Anything not listed in the table (ie. ß, punctuation, Hebrew characters, Japanese characters) is considered white space and cannot be searched for. If these extra characters are important to you, don’t forget to add them in.
If your not using Thinking Sphinx, then the value can go directly into your Sphinx config file under the appropriate index. Without Thinking Sphinx, you should also make sure that your index is set to utf-8 mode using the charset_type setting.
Mr Čihař is happy, our customer is happy, and we don’t lose a potential sale.
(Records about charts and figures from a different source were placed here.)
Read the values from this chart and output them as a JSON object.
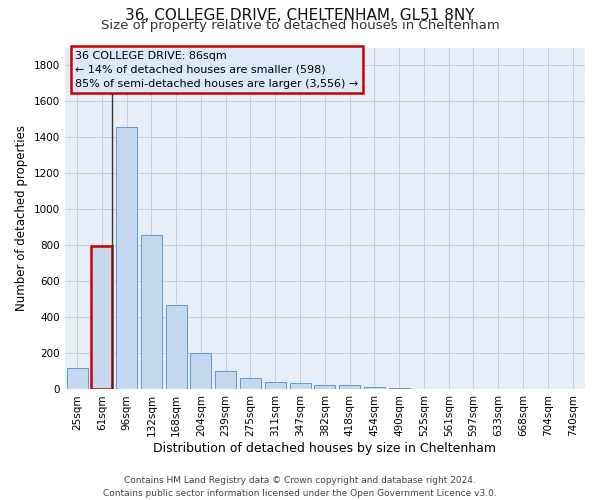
{
  "title1": "36, COLLEGE DRIVE, CHELTENHAM, GL51 8NY",
  "title2": "Size of property relative to detached houses in Cheltenham",
  "xlabel": "Distribution of detached houses by size in Cheltenham",
  "ylabel": "Number of detached properties",
  "footnote1": "Contains HM Land Registry data © Crown copyright and database right 2024.",
  "footnote2": "Contains public sector information licensed under the Open Government Licence v3.0.",
  "categories": [
    "25sqm",
    "61sqm",
    "96sqm",
    "132sqm",
    "168sqm",
    "204sqm",
    "239sqm",
    "275sqm",
    "311sqm",
    "347sqm",
    "382sqm",
    "418sqm",
    "454sqm",
    "490sqm",
    "525sqm",
    "561sqm",
    "597sqm",
    "633sqm",
    "668sqm",
    "704sqm",
    "740sqm"
  ],
  "values": [
    120,
    795,
    1460,
    860,
    470,
    200,
    100,
    65,
    40,
    35,
    25,
    25,
    15,
    8,
    5,
    3,
    2,
    2,
    2,
    2,
    2
  ],
  "bar_color": "#c5d8f0",
  "bar_edge_color": "#5b9bd5",
  "highlight_bar_index": 1,
  "highlight_bar_edge_color": "#cc0000",
  "vline_color": "#333333",
  "annotation_text": "36 COLLEGE DRIVE: 86sqm\n← 14% of detached houses are smaller (598)\n85% of semi-detached houses are larger (3,556) →",
  "annotation_box_color": "#dce9f8",
  "annotation_box_edge_color": "#cc0000",
  "ylim": [
    0,
    1900
  ],
  "yticks": [
    0,
    200,
    400,
    600,
    800,
    1000,
    1200,
    1400,
    1600,
    1800
  ],
  "background_color": "#ffffff",
  "ax_background": "#e8eef8",
  "grid_color": "#c0c8d8",
  "title1_fontsize": 11,
  "title2_fontsize": 9.5,
  "xlabel_fontsize": 9,
  "ylabel_fontsize": 8.5,
  "tick_fontsize": 7.5,
  "annotation_fontsize": 8
}
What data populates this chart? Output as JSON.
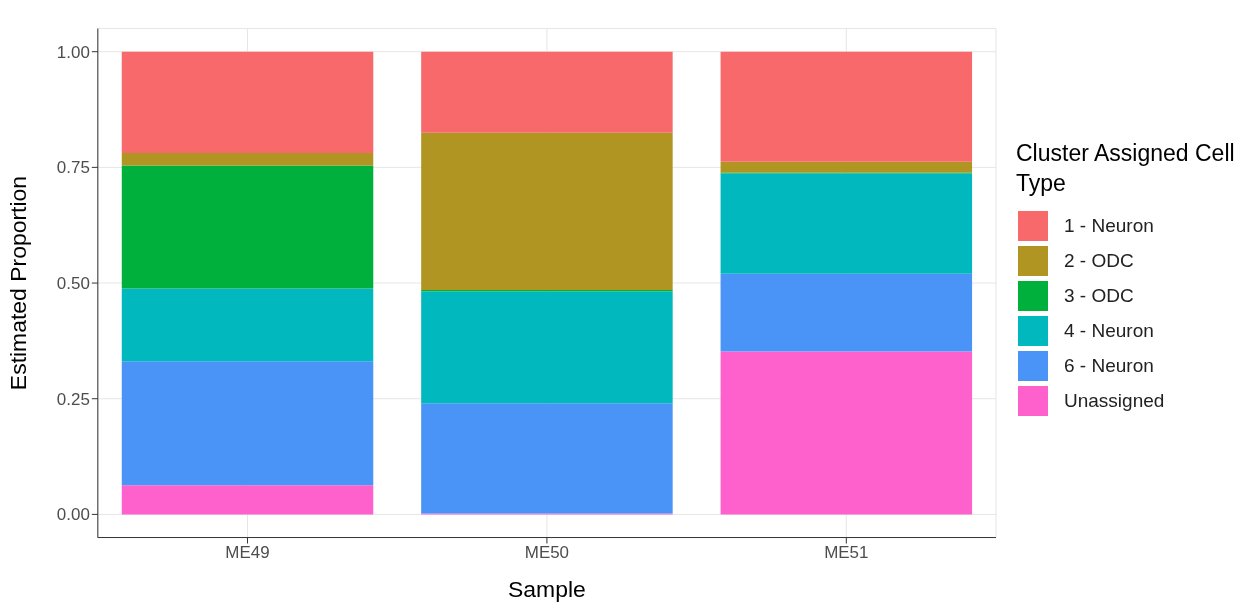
{
  "chart_data": {
    "type": "bar",
    "stacked": true,
    "xlabel": "Sample",
    "ylabel": "Estimated Proportion",
    "legend_title": "Cluster Assigned Cell Type",
    "legend": "right",
    "grid": true,
    "categories": [
      "ME49",
      "ME50",
      "ME51"
    ],
    "ylim": [
      -0.05,
      1.05
    ],
    "yticks": [
      {
        "value": 0,
        "label": "0.00"
      },
      {
        "value": 0.25,
        "label": "0.25"
      },
      {
        "value": 0.5,
        "label": "0.50"
      },
      {
        "value": 0.75,
        "label": "0.75"
      },
      {
        "value": 1,
        "label": "1.00"
      }
    ],
    "series": [
      {
        "name": "Unassigned",
        "color": "#ff61cc",
        "values": [
          0.063,
          0.002,
          0.352
        ]
      },
      {
        "name": "6 - Neuron",
        "color": "#4a94f7",
        "values": [
          0.268,
          0.238,
          0.168
        ]
      },
      {
        "name": "4 - Neuron",
        "color": "#00b8be",
        "values": [
          0.157,
          0.242,
          0.217
        ]
      },
      {
        "name": "3 - ODC",
        "color": "#00b03c",
        "values": [
          0.266,
          0.003,
          0.002
        ]
      },
      {
        "name": "2 - ODC",
        "color": "#b09522",
        "values": [
          0.027,
          0.34,
          0.023
        ]
      },
      {
        "name": "1 - Neuron",
        "color": "#f8696b",
        "values": [
          0.219,
          0.175,
          0.238
        ]
      }
    ]
  }
}
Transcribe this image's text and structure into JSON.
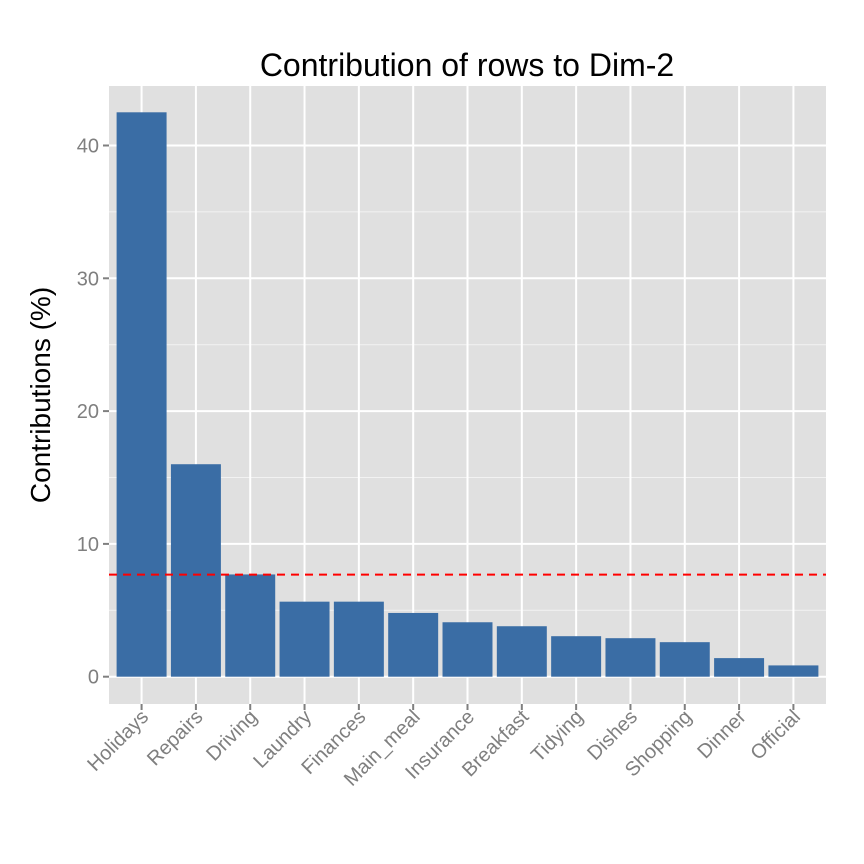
{
  "chart_data": {
    "type": "bar",
    "title": "Contribution of rows to Dim-2",
    "xlabel": "",
    "ylabel": "Contributions (%)",
    "categories": [
      "Holidays",
      "Repairs",
      "Driving",
      "Laundry",
      "Finances",
      "Main_meal",
      "Insurance",
      "Breakfast",
      "Tidying",
      "Dishes",
      "Shopping",
      "Dinner",
      "Official"
    ],
    "values": [
      42.5,
      16.0,
      7.7,
      5.65,
      5.65,
      4.8,
      4.1,
      3.8,
      3.05,
      2.9,
      2.6,
      1.4,
      0.85
    ],
    "ylim": [
      -2.0,
      44.5
    ],
    "yticks": [
      0,
      10,
      20,
      30,
      40
    ],
    "reference_line": 7.69,
    "grid": true,
    "colors": {
      "bar": "#3A6DA5",
      "panel": "#E0E0E0",
      "grid": "#FFFFFF",
      "reference_line": "#FF0000"
    }
  }
}
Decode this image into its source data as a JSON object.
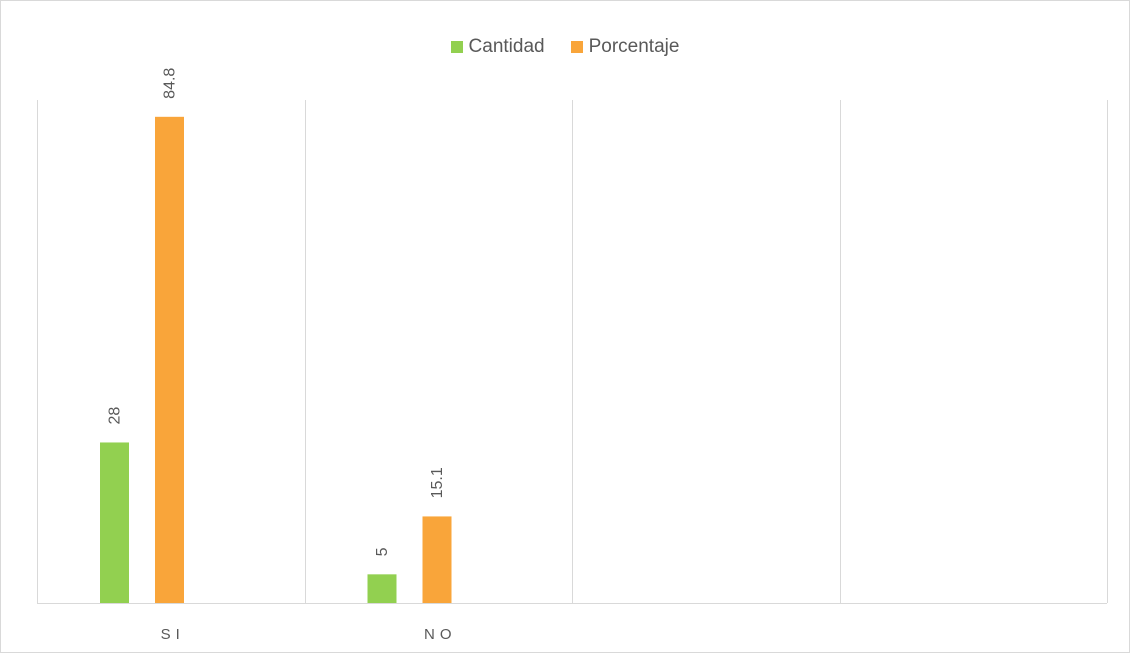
{
  "chart_data": {
    "type": "bar",
    "categories": [
      "SI",
      "NO",
      "",
      ""
    ],
    "series": [
      {
        "name": "Cantidad",
        "values": [
          28,
          5,
          null,
          null
        ],
        "color": "#92d050"
      },
      {
        "name": "Porcentaje",
        "values": [
          84.8,
          15.1,
          null,
          null
        ],
        "color": "#f9a53a"
      }
    ],
    "data_labels": [
      [
        "28",
        "5"
      ],
      [
        "84.8",
        "15.1"
      ]
    ],
    "title": "",
    "xlabel": "",
    "ylabel": "",
    "ylim": [
      0,
      90
    ],
    "grid": "vertical",
    "legend_position": "top-center",
    "axis_color": "#d9d9d9",
    "label_color": "#595959"
  }
}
Winners all around.
Update, 23rd September 2008: - Thanks to an email from David Krmpotic, I’ve added a few missing entries to the mapping list.
Update, 18th June 2009: - Thanks to an email on the Thinking Sphinx list from Marcin, I’ve added a the polish character ł
Update, 8th March 2011: - Thanks to an email Clement Hallet, I’ve added ø and Ø as synonyms for o.